Chiude la libreria Gilgamesh, straordinario presidio culturale e casa di movimenti e associazioni

La Libreria Gilgamesh chiuderà alla fine del mese.
E’ amaro lo stato d’animo con cui abbiamo appreso questa notizia dalla stessa Miriam, sua impareggiabile padrona di casa.

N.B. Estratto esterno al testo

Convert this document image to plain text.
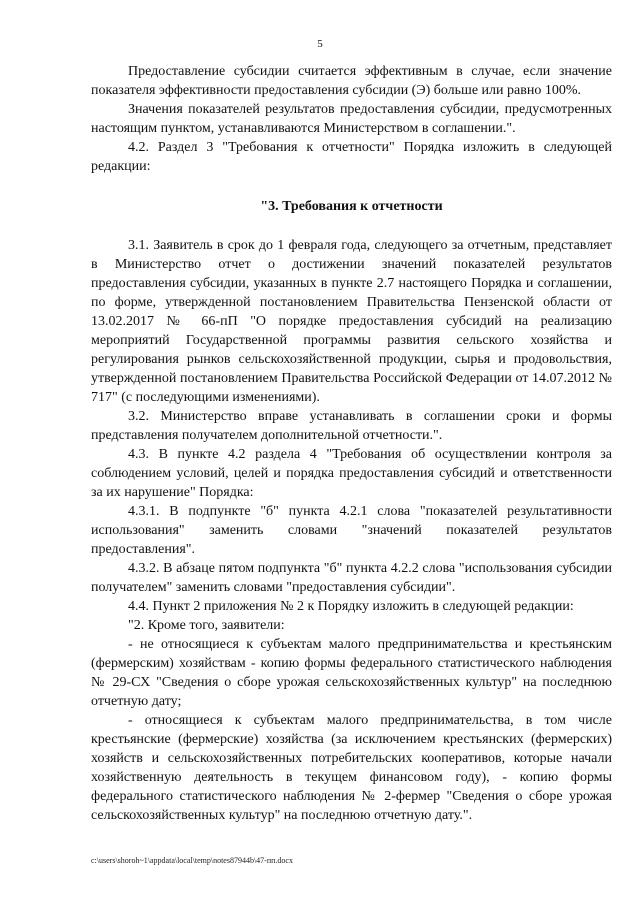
5

Предоставление субсидии считается эффективным в случае, если значение показателя эффективности предоставления субсидии (Э) больше или равно 100%.

Значения показателей результатов предоставления субсидии, предусмотренных настоящим пунктом, устанавливаются Министерством в соглашении.".

4.2. Раздел 3 "Требования к отчетности" Порядка изложить в следующей редакции:

"3. Требования к отчетности

3.1. Заявитель в срок до 1 февраля года, следующего за отчетным, представляет в Министерство отчет о достижении значений показателей результатов предоставления субсидии, указанных в пункте 2.7 настоящего Порядка и соглашении, по форме, утвержденной постановлением Правительства Пензенской области от 13.02.2017 № 66-пП "О порядке предоставления субсидий на реализацию мероприятий Государственной программы развития сельского хозяйства и регулирования рынков сельскохозяйственной продукции, сырья и продовольствия, утвержденной постановлением Правительства Российской Федерации от 14.07.2012 № 717" (с последующими изменениями).

3.2. Министерство вправе устанавливать в соглашении сроки и формы представления получателем дополнительной отчетности.".

4.3. В пункте 4.2 раздела 4 "Требования об осуществлении контроля за соблюдением условий, целей и порядка предоставления субсидий и ответственности за их нарушение" Порядка:

4.3.1. В подпункте "б" пункта 4.2.1 слова "показателей результативности использования" заменить словами "значений показателей результатов предоставления".

4.3.2. В абзаце пятом подпункта "б" пункта 4.2.2 слова "использования субсидии получателем" заменить словами "предоставления субсидии".

4.4. Пункт 2 приложения № 2 к Порядку изложить в следующей редакции:

"2. Кроме того, заявители:

- не относящиеся к субъектам малого предпринимательства и крестьянским (фермерским) хозяйствам - копию формы федерального статистического наблюдения № 29-СХ "Сведения о сборе урожая сельскохозяйственных культур" на последнюю отчетную дату;

- относящиеся к субъектам малого предпринимательства, в том числе крестьянские (фермерские) хозяйства (за исключением крестьянских (фермерских) хозяйств и сельскохозяйственных потребительских кооперативов, которые начали хозяйственную деятельность в текущем финансовом году), - копию формы федерального статистического наблюдения № 2-фермер "Сведения о сборе урожая сельскохозяйственных культур" на последнюю отчетную дату.".

c:\users\shoroh~1\appdata\local\temp\notes87944b\47-пп.docx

Una libreria indipendente è già di per sé un tesoro all’interno di una globalizzazione sfrenata e nell’oligopolio delle grandi catene commerciali, ancora di più nel caso della Gilgamesh che, definire semplicemente una libreria, non le renderebbe ragione. Quel locale di via Oberdan, infatti, è da anni un insostituibile presidio di cultura, impegno civico e socialità per la nostra città. Ossigeno, fra le polveri di una città malata in cui la mancanza di spazi è probabilmente funzionale alla sua monocultura. Tanto più luogo prezioso per noi.
Col dolore di questo vuoto vogliamo qui ringraziare Miriam​ per la sua amicizia e la sua insostituibile disponibilità, augurandole tutto il bene e le fortune che merita. Fra queste, chissà, la riapertura di quel bellissimo angolo di mondo immerso fra pagine di racconti e testimonianze senza tempo.